Much depends on what data is there to begin with, Daly said. London has a well-monitored SCADA network for its mostly underground distribution grid, while the town of Bracknell in SSE’s Thames Valley Vision project requires more of GE’s Multilin sensors to get the data required.
The U.K.’s approach to smart metering is another wrinkle for GE to work around, he noted. Unlike the U.S., where utilities own and operate their smart meters, the U.K.’s distribution network operators have to share access with retail energy providers and share data with a central government-funded repository and clearinghouse, which has led to uncertainty about who will own the data, as well as how quickly it will be delivered to grid operators.
“We’ve found it’s better to use a mixture,” he said, relying on smart meters where they’re available, and sensors that are “more targeted, from the LV up to the secondary substation. We can be very targeted on network hot spots -- you don’t have to have it across the entire network.”
The term “hot spots” refers to points of network stress, where demand for electricity is exceeding grid capacity, or where intermittent wind and solar power are causing power-flow disruptions. As Daly put it, “The power of an ADMS is to release the contingency” that exists in the network. Every distribution circuit is originally designed with a certain amount of contingency -- a safety margin for operators, which haven't changed much, even as conditions on the grid have progressed.

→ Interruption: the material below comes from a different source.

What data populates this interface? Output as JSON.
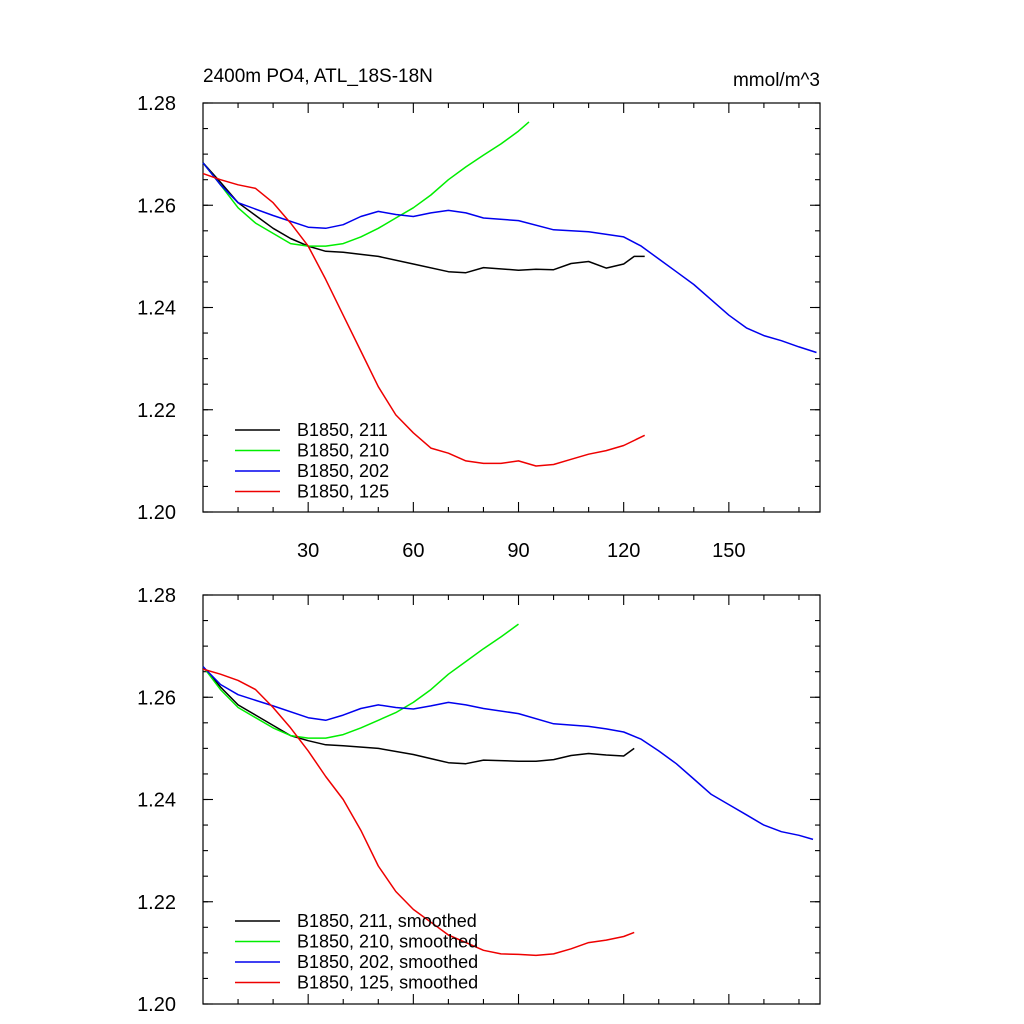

“You had to do that when you were blind on the network,” he said. “Now you have visibility.” That allows utilities to discover the latent ability to provide more power or grid stability from the data they’re collecting, and to take action to harness it. “The longer they can utilize the current physical limit and still meet increasing demand -- [it may be possible to accrue] in the tens of millions of dollars in savings, just locally,” he said.
Knowing just where the grid is most stressed also allows utilities to focus on those spots, instead of blanketing their entire territory with grid upgrades, he said. GE’s ADMS is able to incorporate rooftop solar and other distributed resources into its models, and the company is partnering with a U.K. university to study and forecast consumer demand for PV, EVs and other grid-edge products and services, in order to feed back this information into the planning process, he said.

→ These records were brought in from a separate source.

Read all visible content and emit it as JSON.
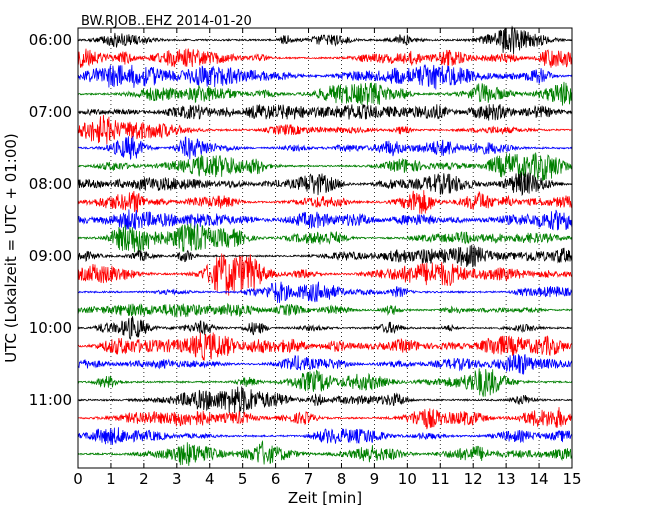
{
  "chart_data": {
    "type": "line",
    "title": "BW.RJOB..EHZ 2014-01-20",
    "xlabel": "Zeit  [min]",
    "ylabel": "UTC (Lokalzeit = UTC + 01:00)",
    "xlim": [
      0,
      15
    ],
    "x_ticks": [
      "0",
      "1",
      "2",
      "3",
      "4",
      "5",
      "6",
      "7",
      "8",
      "9",
      "10",
      "11",
      "12",
      "13",
      "14",
      "15"
    ],
    "y_ticks": [
      "06:00",
      "07:00",
      "08:00",
      "09:00",
      "10:00",
      "11:00"
    ],
    "traces_per_hour": 4,
    "trace_count": 24,
    "trace_colors": [
      "#000000",
      "#ff0000",
      "#0000ff",
      "#008000"
    ],
    "grid": "vertical-dotted"
  }
}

“Now that you’ve got the model, you can move more and more applications to active network management,” he added. Utilities still want the confidence of using their own data to make decisions, he noted. But GE is also working with demand-side management, like Honeywell’s OpenADR platform in the Thames Valley project, to reduce load with near-real-time reaction speeds.

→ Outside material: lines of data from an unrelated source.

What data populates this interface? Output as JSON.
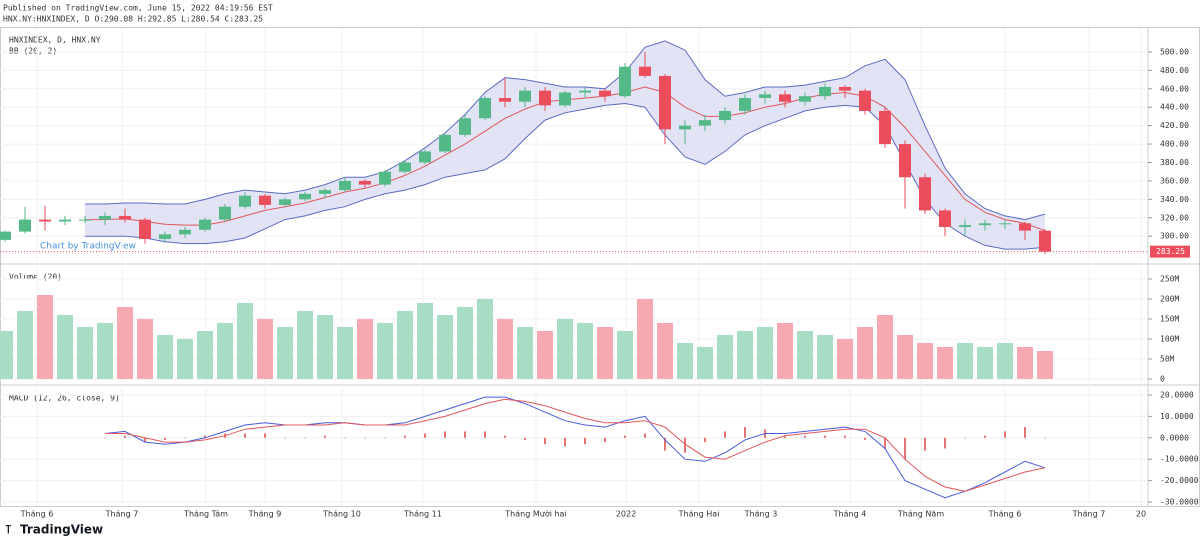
{
  "header": {
    "published": "Published on TradingView.com, June 15, 2022 04:19:56 EST",
    "ohlc": "HNX.NY:HNXINDEX, D O:290.08 H:292.85 L:280.54 C:283.25"
  },
  "footer": {
    "brand": "TradingView"
  },
  "chart_data": [
    {
      "type": "candlestick",
      "title": "HNXINDEX, D, HNX.NY",
      "subtitle": "BB (20, 2)",
      "watermark": "Chart by TradingView",
      "last_price": 283.25,
      "up_color": "#53b987",
      "down_color": "#eb4d5c",
      "xlim": [
        -0.25,
        57.15
      ],
      "xticks": [
        {
          "value": 1.6,
          "label": "Tháng 6"
        },
        {
          "value": 5.85,
          "label": "Tháng 7"
        },
        {
          "value": 10.05,
          "label": "Tháng Tám"
        },
        {
          "value": 13,
          "label": "Tháng 9"
        },
        {
          "value": 16.85,
          "label": "Tháng 10"
        },
        {
          "value": 20.9,
          "label": "Tháng 11"
        },
        {
          "value": 26.55,
          "label": "Tháng Mười hai"
        },
        {
          "value": 31.05,
          "label": "2022"
        },
        {
          "value": 34.7,
          "label": "Tháng Hai"
        },
        {
          "value": 37.8,
          "label": "Tháng 3"
        },
        {
          "value": 42.25,
          "label": "Tháng 4"
        },
        {
          "value": 45.8,
          "label": "Tháng Năm"
        },
        {
          "value": 50,
          "label": "Tháng 6"
        },
        {
          "value": 54.2,
          "label": "Tháng 7"
        },
        {
          "value": 56.8,
          "label": "20"
        }
      ],
      "ylim": [
        272,
        526
      ],
      "yticks": [
        {
          "value": 300,
          "label": "300.00"
        },
        {
          "value": 320,
          "label": "320.00"
        },
        {
          "value": 340,
          "label": "340.00"
        },
        {
          "value": 360,
          "label": "360.00"
        },
        {
          "value": 380,
          "label": "380.00"
        },
        {
          "value": 400,
          "label": "400.00"
        },
        {
          "value": 420,
          "label": "420.00"
        },
        {
          "value": 440,
          "label": "440.00"
        },
        {
          "value": 460,
          "label": "460.00"
        },
        {
          "value": 480,
          "label": "480.00"
        },
        {
          "value": 500,
          "label": "500.00"
        }
      ],
      "open": [
        296,
        305,
        318,
        316,
        318,
        318,
        322,
        318,
        297,
        302,
        307,
        318,
        332,
        344,
        334,
        340,
        346,
        350,
        360,
        356,
        370,
        380,
        392,
        410,
        428,
        450,
        446,
        458,
        442,
        456,
        458,
        452,
        484,
        474,
        416,
        420,
        426,
        436,
        450,
        454,
        446,
        452,
        462,
        458,
        436,
        400,
        364,
        328,
        310,
        312,
        314,
        314,
        306
      ],
      "high": [
        306,
        332,
        333,
        322,
        322,
        326,
        330,
        320,
        305,
        310,
        320,
        335,
        348,
        346,
        342,
        348,
        352,
        364,
        362,
        372,
        382,
        394,
        412,
        432,
        452,
        472,
        462,
        462,
        458,
        462,
        460,
        488,
        500,
        476,
        426,
        432,
        440,
        454,
        458,
        458,
        456,
        466,
        464,
        460,
        440,
        404,
        368,
        330,
        318,
        318,
        318,
        316,
        308
      ],
      "low": [
        294,
        303,
        306,
        312,
        314,
        312,
        315,
        292,
        293,
        298,
        305,
        316,
        330,
        330,
        332,
        338,
        342,
        348,
        352,
        354,
        368,
        378,
        390,
        408,
        426,
        440,
        440,
        436,
        440,
        450,
        446,
        450,
        472,
        400,
        400,
        414,
        422,
        432,
        444,
        440,
        442,
        448,
        450,
        432,
        396,
        330,
        324,
        300,
        300,
        306,
        308,
        296,
        280.54
      ],
      "close": [
        305,
        318,
        316,
        318,
        318,
        322,
        318,
        297,
        302,
        307,
        318,
        332,
        344,
        334,
        340,
        346,
        350,
        360,
        356,
        370,
        380,
        392,
        410,
        428,
        450,
        446,
        458,
        442,
        456,
        458,
        452,
        484,
        474,
        416,
        420,
        426,
        436,
        450,
        454,
        446,
        452,
        462,
        458,
        436,
        400,
        364,
        328,
        310,
        312,
        314,
        314,
        306,
        283.25
      ],
      "bands": {
        "fill": "#d6d8f2",
        "edge_color": "#5c6bc0",
        "basis_color": "#e0575b",
        "upper": [
          null,
          null,
          null,
          null,
          335,
          335,
          336,
          336,
          335,
          335,
          340,
          346,
          350,
          348,
          346,
          350,
          356,
          364,
          364,
          370,
          382,
          396,
          412,
          432,
          456,
          472,
          470,
          466,
          462,
          462,
          460,
          478,
          505,
          512,
          502,
          470,
          452,
          456,
          462,
          462,
          464,
          468,
          472,
          485,
          492,
          470,
          420,
          374,
          346,
          330,
          322,
          318,
          324
        ],
        "basis": [
          null,
          null,
          null,
          null,
          318,
          318,
          319,
          316,
          313,
          312,
          312,
          316,
          322,
          328,
          332,
          336,
          342,
          348,
          352,
          358,
          366,
          376,
          388,
          400,
          414,
          428,
          438,
          446,
          448,
          450,
          452,
          456,
          462,
          456,
          440,
          430,
          430,
          434,
          440,
          444,
          450,
          454,
          456,
          452,
          440,
          418,
          392,
          366,
          340,
          326,
          318,
          314,
          306
        ],
        "lower": [
          null,
          null,
          null,
          null,
          300,
          300,
          300,
          298,
          294,
          292,
          292,
          294,
          298,
          308,
          318,
          322,
          328,
          332,
          340,
          346,
          350,
          356,
          364,
          368,
          372,
          384,
          406,
          426,
          434,
          438,
          442,
          444,
          440,
          410,
          386,
          378,
          392,
          410,
          420,
          428,
          436,
          440,
          442,
          440,
          420,
          380,
          340,
          314,
          300,
          290,
          286,
          286,
          288
        ]
      }
    },
    {
      "type": "bar",
      "title": "Volume (20)",
      "up_color": "#a8dcc4",
      "down_color": "#f5a9b1",
      "ylim": [
        -10000000,
        285000000
      ],
      "yticks": [
        0,
        {
          "value": 50000000,
          "label": "50M"
        },
        {
          "value": 100000000,
          "label": "100M"
        },
        {
          "value": 150000000,
          "label": "150M"
        },
        {
          "value": 200000000,
          "label": "200M"
        },
        {
          "value": 250000000,
          "label": "250M"
        }
      ],
      "values": [
        120000000,
        170000000,
        210000000,
        160000000,
        130000000,
        140000000,
        180000000,
        150000000,
        110000000,
        100000000,
        120000000,
        140000000,
        190000000,
        150000000,
        130000000,
        170000000,
        160000000,
        130000000,
        150000000,
        140000000,
        170000000,
        190000000,
        160000000,
        180000000,
        200000000,
        150000000,
        130000000,
        120000000,
        150000000,
        140000000,
        130000000,
        120000000,
        200000000,
        140000000,
        90000000,
        80000000,
        110000000,
        120000000,
        130000000,
        140000000,
        120000000,
        110000000,
        100000000,
        130000000,
        160000000,
        110000000,
        90000000,
        80000000,
        90000000,
        80000000,
        90000000,
        80000000,
        70000000
      ]
    },
    {
      "type": "line",
      "title": "MACD (12, 26, close, 9)",
      "ylim": [
        -31.4,
        24.2
      ],
      "yticks": [
        {
          "value": 20,
          "label": "20.0000"
        },
        {
          "value": 10,
          "label": "10.0000"
        },
        {
          "value": 0,
          "label": "0.0000"
        },
        {
          "value": -10,
          "label": "-10.0000"
        },
        {
          "value": -20,
          "label": "-20.0000"
        },
        {
          "value": -30,
          "label": "-30.0000"
        }
      ],
      "macd": {
        "color": "#4a5bdc",
        "values": [
          null,
          null,
          null,
          null,
          null,
          2,
          3,
          -2,
          -3,
          -2,
          0,
          3,
          6,
          7,
          6,
          6,
          7,
          7,
          6,
          6,
          7,
          10,
          13,
          16,
          19,
          19,
          16,
          12,
          8,
          6,
          5,
          8,
          10,
          -1,
          -10,
          -11,
          -7,
          -1,
          2,
          2,
          3,
          4,
          5,
          3,
          -5,
          -20,
          -24,
          -28,
          -25,
          -21,
          -16,
          -11,
          -14
        ]
      },
      "signal": {
        "color": "#e0575b",
        "values": [
          null,
          null,
          null,
          null,
          null,
          2,
          2,
          0,
          -2,
          -2,
          -1,
          1,
          4,
          5,
          6,
          6,
          6,
          7,
          6,
          6,
          6,
          8,
          10,
          13,
          16,
          18,
          17,
          15,
          12,
          9,
          7,
          7,
          8,
          5,
          -3,
          -9,
          -10,
          -6,
          -2,
          1,
          2,
          3,
          4,
          4,
          0,
          -10,
          -18,
          -23,
          -25,
          -22,
          -19,
          -16,
          -14
        ]
      },
      "histogram": {
        "color": "#e57373",
        "values": [
          null,
          null,
          null,
          null,
          null,
          0,
          1,
          -2,
          -1,
          0,
          1,
          2,
          2,
          2,
          0,
          0,
          1,
          0,
          0,
          0,
          1,
          2,
          3,
          3,
          3,
          1,
          -1,
          -3,
          -4,
          -3,
          -2,
          1,
          2,
          -6,
          -7,
          -2,
          3,
          5,
          4,
          1,
          1,
          1,
          1,
          -1,
          -5,
          -10,
          -6,
          -5,
          0,
          1,
          3,
          5,
          0
        ]
      }
    }
  ]
}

The U.K.’s Office of Gas and Electricity Markets has identified about £32 billion in energy network investments needed to reach the country's carbon reduction and renewable energy goals, representing a 75 percent increase in the value of Britain’s existing energy network over the next twenty years. But current utility regulations still favor investments in old-school central generation and one-way power delivery.
The U.K. has embarked on a massive restructuring of its energy regime, known as RIIO (Revenue=Incentives+Innovation+Outputs), to bring performance-based models into play (PDF). These kinds of regulatory changes will be needed to allow investments into integrated software, sensor and grid control solutions, like those GE is delivering in these government-funded projects today, to compete on a level playing field with traditional capital investments.
“It’s an emerging market, as far as utilities building their low-voltage sensor networks out,” he said. “We’d expect other countries to look at the learnings here and apply them to their own grids.”